Я охотно соглашался с мамой: мне приятно было прясть с нею нить фантазии, строить роскошные особняки, обставлять их, покупать маме автомобили и меха. Меня тянуло скорее вступить в борьбу, манили нарисованные мамой картины успеха. И тем не менее я держался с ней в тот вечер скованно, — я почти всегда чувствовал себя скованно в присутствии мамы.
Она много значила для меня, гораздо больше, чем любой человек на свете. Больше всего я боялся причинить ей огорчение и боль. В ее недомоганиях мне всегда чудилась какая-то угроза для меня лично. Я ухаживал за нею, по многу раз на день спрашивал, как она себя чувствует, и когда в сумраке комнаты раздавался ее ответ: «Не очень хорошо, сынок!» — мне хотелось крикнуть ей, что она не смеет болеть, потому что дни тогда тянутся для меня бесконечно долго и я очень тревожусь о ней. Я боялся ее смерти, как величайшего несчастья. Мама значила для меня гораздо больше, чем отец, однако с ним я не чувствовал ни малейшего стеснения. Он всегда был добродушно настроен и мечтал о чем-то своем; от меня — даже когда я был совсем маленький — он требовал лишь признания его шутовских способностей и на большее не претендовал. Он не вторгался в тайники моего сердца и ждал от меня только отзывчивости, которой я был наделен от рождения и которую охотно проявлял по отношению к нему и ко всем людям вообще чуть ли не с той минуты, как научился говорить.
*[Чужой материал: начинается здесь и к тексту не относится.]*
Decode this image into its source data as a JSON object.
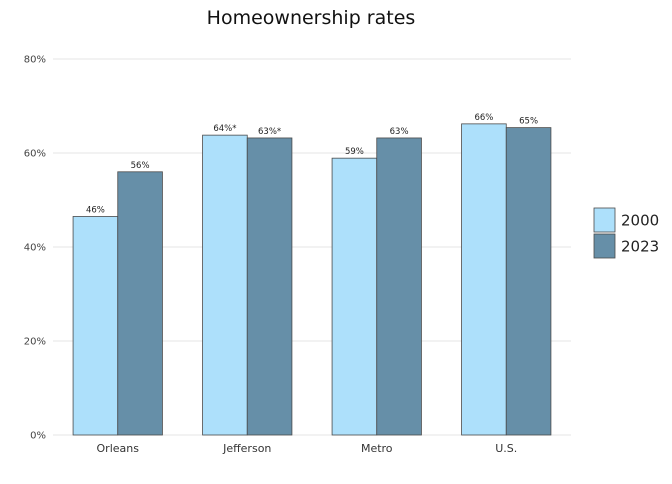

Я не был застенчив. Мне нравились люди, с которыми я так или иначе сталкивался, — за исключением тети Милли, которую я порой ненавидел, — мне нравилось делать им приятное и видеть их довольными. Но нравилось мне также слышать похвалы себе, и уже в те годы я стремился выступить с собственным мнением, порисоваться и похвастаться. Ничто не сдерживало этих вдруг возникших во мне стремлений, и, несмотря на беды, обрушившиеся на моих родителей, я был счастлив.
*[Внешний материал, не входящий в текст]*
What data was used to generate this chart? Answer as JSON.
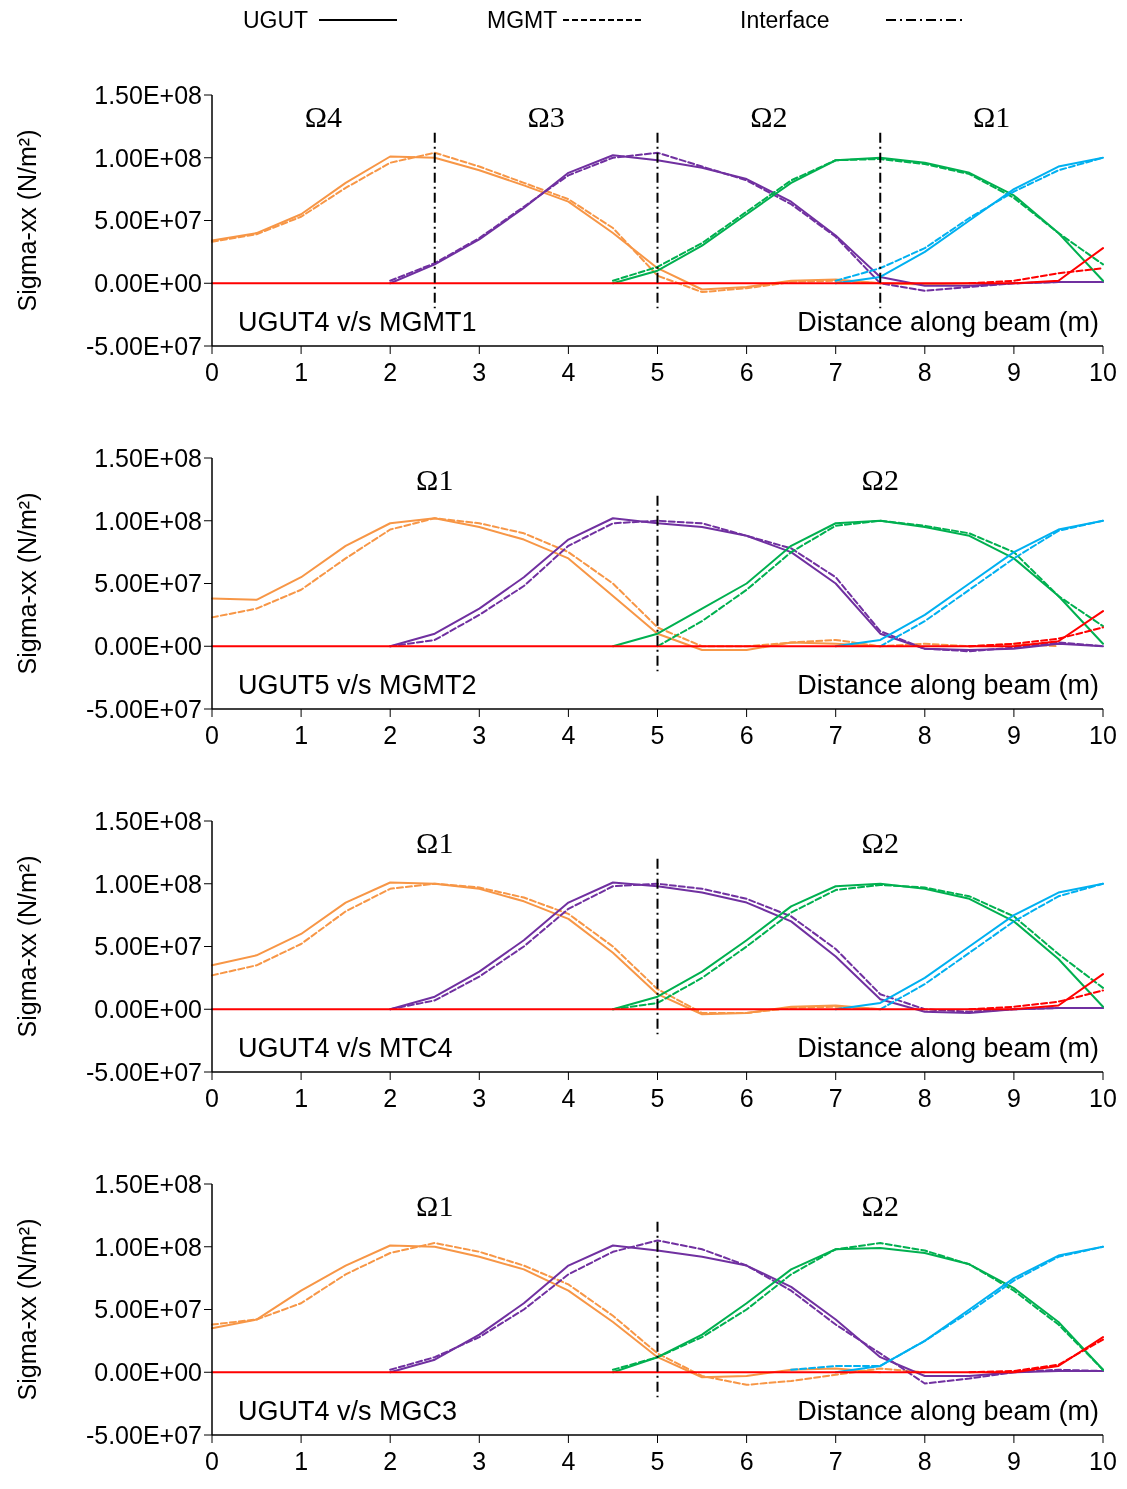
{
  "chart_data": [
    {
      "type": "line",
      "ylabel": "Sigma-xx (N/m²)",
      "xlabel": "Distance along beam (m)",
      "xlim": [
        0,
        10
      ],
      "xticks": [
        0,
        1,
        2,
        3,
        4,
        5,
        6,
        7,
        8,
        9,
        10
      ],
      "ylim": [
        -50000000.0,
        150000000.0
      ],
      "yticks": [
        {
          "value": -50000000.0,
          "label": "-5.00E+07"
        },
        {
          "value": 0,
          "label": "0.00E+00"
        },
        {
          "value": 50000000.0,
          "label": "5.00E+07"
        },
        {
          "value": 100000000.0,
          "label": "1.00E+08"
        },
        {
          "value": 150000000.0,
          "label": "1.50E+08"
        }
      ],
      "grid": false,
      "marker": "none",
      "x": [
        0,
        0.5,
        1,
        1.5,
        2,
        2.5,
        3,
        3.5,
        4,
        4.5,
        5,
        5.5,
        6,
        6.5,
        7,
        7.5,
        8,
        8.5,
        9,
        9.5,
        10
      ],
      "annotations": [
        "UGUT4 v/s MGMT1",
        "Ω4",
        "Ω3",
        "Ω2",
        "Ω1",
        "UGUT",
        "MGMT",
        "Interface"
      ],
      "ref_lines": [
        {
          "axis": "x",
          "value": 2.5,
          "color": "#000000",
          "line_style": "dashdot"
        },
        {
          "axis": "x",
          "value": 5,
          "color": "#000000",
          "line_style": "dashdot"
        },
        {
          "axis": "x",
          "value": 7.5,
          "color": "#000000",
          "line_style": "dashdot"
        }
      ],
      "series": [
        {
          "color": "#f79646",
          "line_style": "solid",
          "values": [
            34000000.0,
            40000000.0,
            55000000.0,
            80000000.0,
            101000000.0,
            100000000.0,
            90000000.0,
            78000000.0,
            65000000.0,
            40000000.0,
            12000000.0,
            -5000000.0,
            -3000000.0,
            2000000.0,
            3000000.0,
            0,
            -1000000.0,
            0,
            null,
            null,
            null
          ]
        },
        {
          "color": "#f79646",
          "line_style": "dashed",
          "values": [
            33000000.0,
            39000000.0,
            53000000.0,
            76000000.0,
            96000000.0,
            104000000.0,
            93000000.0,
            80000000.0,
            67000000.0,
            44000000.0,
            6000000.0,
            -7000000.0,
            -4000000.0,
            1000000.0,
            2000000.0,
            0,
            null,
            null,
            null,
            null,
            null
          ]
        },
        {
          "color": "#7030a0",
          "line_style": "solid",
          "values": [
            null,
            null,
            null,
            null,
            0,
            15000000.0,
            35000000.0,
            60000000.0,
            88000000.0,
            102000000.0,
            98000000.0,
            92000000.0,
            83000000.0,
            65000000.0,
            38000000.0,
            5000000.0,
            -2000000.0,
            -2000000.0,
            0,
            1000000.0,
            1000000.0
          ]
        },
        {
          "color": "#7030a0",
          "line_style": "dashed",
          "values": [
            null,
            null,
            null,
            null,
            2000000.0,
            16000000.0,
            36000000.0,
            61000000.0,
            86000000.0,
            100000000.0,
            104000000.0,
            93000000.0,
            82000000.0,
            63000000.0,
            37000000.0,
            0,
            -6000000.0,
            -3000000.0,
            0,
            1000000.0,
            1000000.0
          ]
        },
        {
          "color": "#00b050",
          "line_style": "solid",
          "values": [
            null,
            null,
            null,
            null,
            null,
            null,
            null,
            null,
            null,
            0,
            10000000.0,
            30000000.0,
            55000000.0,
            80000000.0,
            98000000.0,
            100000000.0,
            96000000.0,
            88000000.0,
            70000000.0,
            40000000.0,
            2000000.0
          ]
        },
        {
          "color": "#00b050",
          "line_style": "dashed",
          "values": [
            null,
            null,
            null,
            null,
            null,
            null,
            null,
            null,
            null,
            2000000.0,
            13000000.0,
            32000000.0,
            57000000.0,
            82000000.0,
            98000000.0,
            99000000.0,
            95000000.0,
            87000000.0,
            68000000.0,
            40000000.0,
            15000000.0
          ]
        },
        {
          "color": "#00b0f0",
          "line_style": "solid",
          "values": [
            null,
            null,
            null,
            null,
            null,
            null,
            null,
            null,
            null,
            null,
            null,
            null,
            null,
            null,
            0,
            5000000.0,
            25000000.0,
            50000000.0,
            75000000.0,
            93000000.0,
            100000000.0
          ]
        },
        {
          "color": "#00b0f0",
          "line_style": "dashed",
          "values": [
            null,
            null,
            null,
            null,
            null,
            null,
            null,
            null,
            null,
            null,
            null,
            null,
            null,
            null,
            2000000.0,
            12000000.0,
            28000000.0,
            52000000.0,
            73000000.0,
            90000000.0,
            100000000.0
          ]
        },
        {
          "color": "#ff0000",
          "line_style": "solid",
          "values": [
            0,
            0,
            0,
            0,
            0,
            0,
            0,
            0,
            0,
            0,
            0,
            0,
            0,
            0,
            0,
            0,
            0,
            0,
            0,
            2000000.0,
            28000000.0
          ]
        },
        {
          "color": "#ff0000",
          "line_style": "dashed",
          "values": [
            null,
            null,
            null,
            null,
            null,
            null,
            null,
            null,
            null,
            null,
            null,
            null,
            null,
            null,
            null,
            null,
            null,
            0,
            2000000.0,
            8000000.0,
            12000000.0
          ]
        }
      ]
    },
    {
      "type": "line",
      "ylabel": "Sigma-xx (N/m²)",
      "xlabel": "Distance along beam (m)",
      "xlim": [
        0,
        10
      ],
      "xticks": [
        0,
        1,
        2,
        3,
        4,
        5,
        6,
        7,
        8,
        9,
        10
      ],
      "ylim": [
        -50000000.0,
        150000000.0
      ],
      "yticks": [
        {
          "value": -50000000.0,
          "label": "-5.00E+07"
        },
        {
          "value": 0,
          "label": "0.00E+00"
        },
        {
          "value": 50000000.0,
          "label": "5.00E+07"
        },
        {
          "value": 100000000.0,
          "label": "1.00E+08"
        },
        {
          "value": 150000000.0,
          "label": "1.50E+08"
        }
      ],
      "grid": false,
      "marker": "none",
      "x": [
        0,
        0.5,
        1,
        1.5,
        2,
        2.5,
        3,
        3.5,
        4,
        4.5,
        5,
        5.5,
        6,
        6.5,
        7,
        7.5,
        8,
        8.5,
        9,
        9.5,
        10
      ],
      "annotations": [
        "UGUT5 v/s MGMT2",
        "Ω1",
        "Ω2"
      ],
      "ref_lines": [
        {
          "axis": "x",
          "value": 5,
          "color": "#000000",
          "line_style": "dashdot"
        }
      ],
      "series": [
        {
          "color": "#f79646",
          "line_style": "solid",
          "values": [
            38000000.0,
            37000000.0,
            55000000.0,
            80000000.0,
            98000000.0,
            102000000.0,
            95000000.0,
            85000000.0,
            70000000.0,
            40000000.0,
            10000000.0,
            -3000000.0,
            -3000000.0,
            3000000.0,
            2000000.0,
            0,
            null,
            null,
            null,
            null,
            null
          ]
        },
        {
          "color": "#f79646",
          "line_style": "dashed",
          "values": [
            23000000.0,
            30000000.0,
            45000000.0,
            70000000.0,
            93000000.0,
            102000000.0,
            98000000.0,
            90000000.0,
            75000000.0,
            50000000.0,
            15000000.0,
            0,
            0,
            3000000.0,
            5000000.0,
            0,
            2000000.0,
            0,
            2000000.0,
            0,
            null
          ]
        },
        {
          "color": "#7030a0",
          "line_style": "solid",
          "values": [
            null,
            null,
            null,
            null,
            0,
            10000000.0,
            30000000.0,
            55000000.0,
            85000000.0,
            102000000.0,
            98000000.0,
            95000000.0,
            88000000.0,
            75000000.0,
            50000000.0,
            10000000.0,
            -2000000.0,
            -3000000.0,
            -2000000.0,
            2000000.0,
            0
          ]
        },
        {
          "color": "#7030a0",
          "line_style": "dashed",
          "values": [
            null,
            null,
            null,
            null,
            0,
            5000000.0,
            25000000.0,
            48000000.0,
            80000000.0,
            98000000.0,
            100000000.0,
            98000000.0,
            88000000.0,
            78000000.0,
            55000000.0,
            12000000.0,
            -2000000.0,
            -4000000.0,
            -1000000.0,
            3000000.0,
            0
          ]
        },
        {
          "color": "#00b050",
          "line_style": "solid",
          "values": [
            null,
            null,
            null,
            null,
            null,
            null,
            null,
            null,
            null,
            0,
            10000000.0,
            30000000.0,
            50000000.0,
            80000000.0,
            98000000.0,
            100000000.0,
            95000000.0,
            88000000.0,
            70000000.0,
            40000000.0,
            2000000.0
          ]
        },
        {
          "color": "#00b050",
          "line_style": "dashed",
          "values": [
            null,
            null,
            null,
            null,
            null,
            null,
            null,
            null,
            null,
            null,
            0,
            20000000.0,
            45000000.0,
            75000000.0,
            96000000.0,
            100000000.0,
            96000000.0,
            90000000.0,
            75000000.0,
            40000000.0,
            16000000.0
          ]
        },
        {
          "color": "#00b0f0",
          "line_style": "solid",
          "values": [
            null,
            null,
            null,
            null,
            null,
            null,
            null,
            null,
            null,
            null,
            null,
            null,
            null,
            null,
            0,
            5000000.0,
            25000000.0,
            50000000.0,
            75000000.0,
            93000000.0,
            100000000.0
          ]
        },
        {
          "color": "#00b0f0",
          "line_style": "dashed",
          "values": [
            null,
            null,
            null,
            null,
            null,
            null,
            null,
            null,
            null,
            null,
            null,
            null,
            null,
            null,
            null,
            0,
            20000000.0,
            45000000.0,
            70000000.0,
            92000000.0,
            100000000.0
          ]
        },
        {
          "color": "#ff0000",
          "line_style": "solid",
          "values": [
            0,
            0,
            0,
            0,
            0,
            0,
            0,
            0,
            0,
            0,
            0,
            0,
            0,
            0,
            0,
            0,
            0,
            0,
            0,
            4000000.0,
            28000000.0
          ]
        },
        {
          "color": "#ff0000",
          "line_style": "dashed",
          "values": [
            null,
            null,
            null,
            null,
            null,
            null,
            null,
            null,
            null,
            null,
            null,
            null,
            null,
            null,
            null,
            null,
            null,
            0,
            2000000.0,
            6000000.0,
            15000000.0
          ]
        }
      ]
    },
    {
      "type": "line",
      "ylabel": "Sigma-xx (N/m²)",
      "xlabel": "Distance along beam (m)",
      "xlim": [
        0,
        10
      ],
      "xticks": [
        0,
        1,
        2,
        3,
        4,
        5,
        6,
        7,
        8,
        9,
        10
      ],
      "ylim": [
        -50000000.0,
        150000000.0
      ],
      "yticks": [
        {
          "value": -50000000.0,
          "label": "-5.00E+07"
        },
        {
          "value": 0,
          "label": "0.00E+00"
        },
        {
          "value": 50000000.0,
          "label": "5.00E+07"
        },
        {
          "value": 100000000.0,
          "label": "1.00E+08"
        },
        {
          "value": 150000000.0,
          "label": "1.50E+08"
        }
      ],
      "grid": false,
      "marker": "none",
      "x": [
        0,
        0.5,
        1,
        1.5,
        2,
        2.5,
        3,
        3.5,
        4,
        4.5,
        5,
        5.5,
        6,
        6.5,
        7,
        7.5,
        8,
        8.5,
        9,
        9.5,
        10
      ],
      "annotations": [
        "UGUT4 v/s MTC4",
        "Ω1",
        "Ω2"
      ],
      "ref_lines": [
        {
          "axis": "x",
          "value": 5,
          "color": "#000000",
          "line_style": "dashdot"
        }
      ],
      "series": [
        {
          "color": "#f79646",
          "line_style": "solid",
          "values": [
            35000000.0,
            43000000.0,
            60000000.0,
            85000000.0,
            101000000.0,
            100000000.0,
            96000000.0,
            86000000.0,
            72000000.0,
            45000000.0,
            12000000.0,
            -4000000.0,
            -3000000.0,
            2000000.0,
            3000000.0,
            0,
            null,
            null,
            null,
            null,
            null
          ]
        },
        {
          "color": "#f79646",
          "line_style": "dashed",
          "values": [
            27000000.0,
            35000000.0,
            52000000.0,
            78000000.0,
            96000000.0,
            100000000.0,
            97000000.0,
            89000000.0,
            76000000.0,
            50000000.0,
            16000000.0,
            -3000000.0,
            -3000000.0,
            1000000.0,
            2000000.0,
            0,
            null,
            null,
            null,
            null,
            null
          ]
        },
        {
          "color": "#7030a0",
          "line_style": "solid",
          "values": [
            null,
            null,
            null,
            null,
            0,
            10000000.0,
            30000000.0,
            55000000.0,
            85000000.0,
            101000000.0,
            98000000.0,
            93000000.0,
            85000000.0,
            70000000.0,
            42000000.0,
            8000000.0,
            -2000000.0,
            -3000000.0,
            0,
            1000000.0,
            1000000.0
          ]
        },
        {
          "color": "#7030a0",
          "line_style": "dashed",
          "values": [
            null,
            null,
            null,
            null,
            0,
            7000000.0,
            26000000.0,
            50000000.0,
            80000000.0,
            98000000.0,
            100000000.0,
            96000000.0,
            88000000.0,
            74000000.0,
            48000000.0,
            12000000.0,
            0,
            -2000000.0,
            0,
            1000000.0,
            1000000.0
          ]
        },
        {
          "color": "#00b050",
          "line_style": "solid",
          "values": [
            null,
            null,
            null,
            null,
            null,
            null,
            null,
            null,
            null,
            0,
            10000000.0,
            30000000.0,
            55000000.0,
            82000000.0,
            98000000.0,
            100000000.0,
            96000000.0,
            88000000.0,
            70000000.0,
            40000000.0,
            2000000.0
          ]
        },
        {
          "color": "#00b050",
          "line_style": "dashed",
          "values": [
            null,
            null,
            null,
            null,
            null,
            null,
            null,
            null,
            null,
            0,
            5000000.0,
            25000000.0,
            50000000.0,
            77000000.0,
            95000000.0,
            99000000.0,
            97000000.0,
            90000000.0,
            74000000.0,
            44000000.0,
            17000000.0
          ]
        },
        {
          "color": "#00b0f0",
          "line_style": "solid",
          "values": [
            null,
            null,
            null,
            null,
            null,
            null,
            null,
            null,
            null,
            null,
            null,
            null,
            null,
            null,
            0,
            5000000.0,
            25000000.0,
            50000000.0,
            75000000.0,
            93000000.0,
            100000000.0
          ]
        },
        {
          "color": "#00b0f0",
          "line_style": "dashed",
          "values": [
            null,
            null,
            null,
            null,
            null,
            null,
            null,
            null,
            null,
            null,
            null,
            null,
            null,
            null,
            null,
            0,
            20000000.0,
            45000000.0,
            70000000.0,
            90000000.0,
            100000000.0
          ]
        },
        {
          "color": "#ff0000",
          "line_style": "solid",
          "values": [
            0,
            0,
            0,
            0,
            0,
            0,
            0,
            0,
            0,
            0,
            0,
            0,
            0,
            0,
            0,
            0,
            0,
            0,
            0,
            3000000.0,
            28000000.0
          ]
        },
        {
          "color": "#ff0000",
          "line_style": "dashed",
          "values": [
            null,
            null,
            null,
            null,
            null,
            null,
            null,
            null,
            null,
            null,
            null,
            null,
            null,
            null,
            null,
            null,
            null,
            0,
            2000000.0,
            6000000.0,
            15000000.0
          ]
        }
      ]
    },
    {
      "type": "line",
      "ylabel": "Sigma-xx (N/m²)",
      "xlabel": "Distance along beam (m)",
      "xlim": [
        0,
        10
      ],
      "xticks": [
        0,
        1,
        2,
        3,
        4,
        5,
        6,
        7,
        8,
        9,
        10
      ],
      "ylim": [
        -50000000.0,
        150000000.0
      ],
      "yticks": [
        {
          "value": -50000000.0,
          "label": "-5.00E+07"
        },
        {
          "value": 0,
          "label": "0.00E+00"
        },
        {
          "value": 50000000.0,
          "label": "5.00E+07"
        },
        {
          "value": 100000000.0,
          "label": "1.00E+08"
        },
        {
          "value": 150000000.0,
          "label": "1.50E+08"
        }
      ],
      "grid": false,
      "marker": "none",
      "x": [
        0,
        0.5,
        1,
        1.5,
        2,
        2.5,
        3,
        3.5,
        4,
        4.5,
        5,
        5.5,
        6,
        6.5,
        7,
        7.5,
        8,
        8.5,
        9,
        9.5,
        10
      ],
      "annotations": [
        "UGUT4 v/s MGC3",
        "Ω1",
        "Ω2"
      ],
      "ref_lines": [
        {
          "axis": "x",
          "value": 5,
          "color": "#000000",
          "line_style": "dashdot"
        }
      ],
      "series": [
        {
          "color": "#f79646",
          "line_style": "solid",
          "values": [
            35000000.0,
            42000000.0,
            65000000.0,
            85000000.0,
            101000000.0,
            100000000.0,
            92000000.0,
            82000000.0,
            65000000.0,
            40000000.0,
            12000000.0,
            -4000000.0,
            -3000000.0,
            2000000.0,
            3000000.0,
            0,
            null,
            null,
            null,
            null,
            null
          ]
        },
        {
          "color": "#f79646",
          "line_style": "dashed",
          "values": [
            38000000.0,
            42000000.0,
            55000000.0,
            78000000.0,
            95000000.0,
            103000000.0,
            96000000.0,
            85000000.0,
            70000000.0,
            45000000.0,
            15000000.0,
            -3000000.0,
            -10000000.0,
            -7000000.0,
            -2000000.0,
            3000000.0,
            0,
            null,
            null,
            null,
            null
          ]
        },
        {
          "color": "#7030a0",
          "line_style": "solid",
          "values": [
            null,
            null,
            null,
            null,
            0,
            10000000.0,
            30000000.0,
            55000000.0,
            85000000.0,
            101000000.0,
            97000000.0,
            92000000.0,
            85000000.0,
            68000000.0,
            42000000.0,
            12000000.0,
            -3000000.0,
            -3000000.0,
            0,
            1000000.0,
            1000000.0
          ]
        },
        {
          "color": "#7030a0",
          "line_style": "dashed",
          "values": [
            null,
            null,
            null,
            null,
            2000000.0,
            12000000.0,
            28000000.0,
            50000000.0,
            78000000.0,
            96000000.0,
            105000000.0,
            98000000.0,
            85000000.0,
            65000000.0,
            38000000.0,
            15000000.0,
            -9000000.0,
            -5000000.0,
            0,
            2000000.0,
            1000000.0
          ]
        },
        {
          "color": "#00b050",
          "line_style": "solid",
          "values": [
            null,
            null,
            null,
            null,
            null,
            null,
            null,
            null,
            null,
            0,
            12000000.0,
            30000000.0,
            55000000.0,
            82000000.0,
            98000000.0,
            99000000.0,
            95000000.0,
            86000000.0,
            67000000.0,
            40000000.0,
            2000000.0
          ]
        },
        {
          "color": "#00b050",
          "line_style": "dashed",
          "values": [
            null,
            null,
            null,
            null,
            null,
            null,
            null,
            null,
            null,
            2000000.0,
            12000000.0,
            28000000.0,
            50000000.0,
            78000000.0,
            98000000.0,
            103000000.0,
            97000000.0,
            86000000.0,
            65000000.0,
            38000000.0,
            2000000.0
          ]
        },
        {
          "color": "#00b0f0",
          "line_style": "solid",
          "values": [
            null,
            null,
            null,
            null,
            null,
            null,
            null,
            null,
            null,
            null,
            null,
            null,
            null,
            null,
            0,
            5000000.0,
            25000000.0,
            50000000.0,
            75000000.0,
            93000000.0,
            100000000.0
          ]
        },
        {
          "color": "#00b0f0",
          "line_style": "dashed",
          "values": [
            null,
            null,
            null,
            null,
            null,
            null,
            null,
            null,
            null,
            null,
            null,
            null,
            null,
            2000000.0,
            5000000.0,
            5000000.0,
            25000000.0,
            48000000.0,
            73000000.0,
            92000000.0,
            100000000.0
          ]
        },
        {
          "color": "#ff0000",
          "line_style": "solid",
          "values": [
            0,
            0,
            0,
            0,
            0,
            0,
            0,
            0,
            0,
            0,
            0,
            0,
            0,
            0,
            0,
            0,
            0,
            0,
            0,
            5000000.0,
            28000000.0
          ]
        },
        {
          "color": "#ff0000",
          "line_style": "dashed",
          "values": [
            null,
            null,
            null,
            null,
            null,
            null,
            null,
            null,
            null,
            null,
            null,
            null,
            null,
            null,
            null,
            null,
            null,
            0,
            1000000.0,
            6000000.0,
            26000000.0
          ]
        }
      ]
    }
  ]
}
Я легко сходился со всеми людьми, кроме мамы. При ней я и тогда, да и на протяжении всего моего детства держался более скованно, чем при ком угодно другом. Лишь много времени спустя попытался я в этом разобраться. Ведь никто так не нуждался во мне, как она. Она тянулась ко мне всем своим существом, всеми силами души, и ведь она была самой незаурядной фигурой моего детства. Самой незаурядной, несмотря на все свои слабости. Я не замечал многих из них, когда был ребенком, а когда наконец заметил, то понял, что и у меня самого их немало. Она нуждалась во мне. Нуждалась во взрослом человеке, в сыне, похожем на нее, равном ей во всем. Она добивалась моей любви, а я бессознательно замыкался в себе. Я чувствовал только, что, сидя рядом с нею у камина или подле ее постели, когда она была больна, я теряю способность говорить легко и непринужденно. Я бывал с ней часто резок, чего не случалось в разговоре с другими. Я бывал часто груб. Однако, оставшись один, я страстно и долго молился о том, чтобы мама поправилась и была счастлива и чтобы все ее желания исполнились. Ни о чем другом я не молился в детстве так горячо и упорно.
Я ЖЕРТВУЮ БУМАЖКУ В ДЕСЯТЬ ШИЛЛИНГОВ НА ГЛАЗАХ У ВСЕГО КЛАССА
Когда мне исполнилось одиннадцать лет, настало время решать — посылать меня в среднюю школу или нет. Вопрос о бесплатном обучении отпадал, так как мама ни за что не хотела отдавать меня в школу, существовавшую на средства муниципалитета. А плата за обучение в средней школе составляла три гинеи в четверть. Усевшись за стол и послюнив карандаш, мама уверенным, размашистым почерком записывала расходы по дому. Все счета за неделю она нанизывала на шпенек и в субботу, когда лавочники являлись за деньгами, незамедлительно с ними расплачивалась: она твердо решила не делать долгов, и решение это стало у нее своего рода навязчивой идеей. С начала войны жалованье отца повысилось всего на десять шиллингов в неделю. Шел тысяча девятьсот семнадцатый год, цены непрерывно росли, и мы жили в такой нужде, какой мама никогда раньше не знала. Но я потом думал, что она, наверно, даже радовалась карточной системе и другим лишениям военного времени, так как это давало возможность скрывать, насколько мы были бедны.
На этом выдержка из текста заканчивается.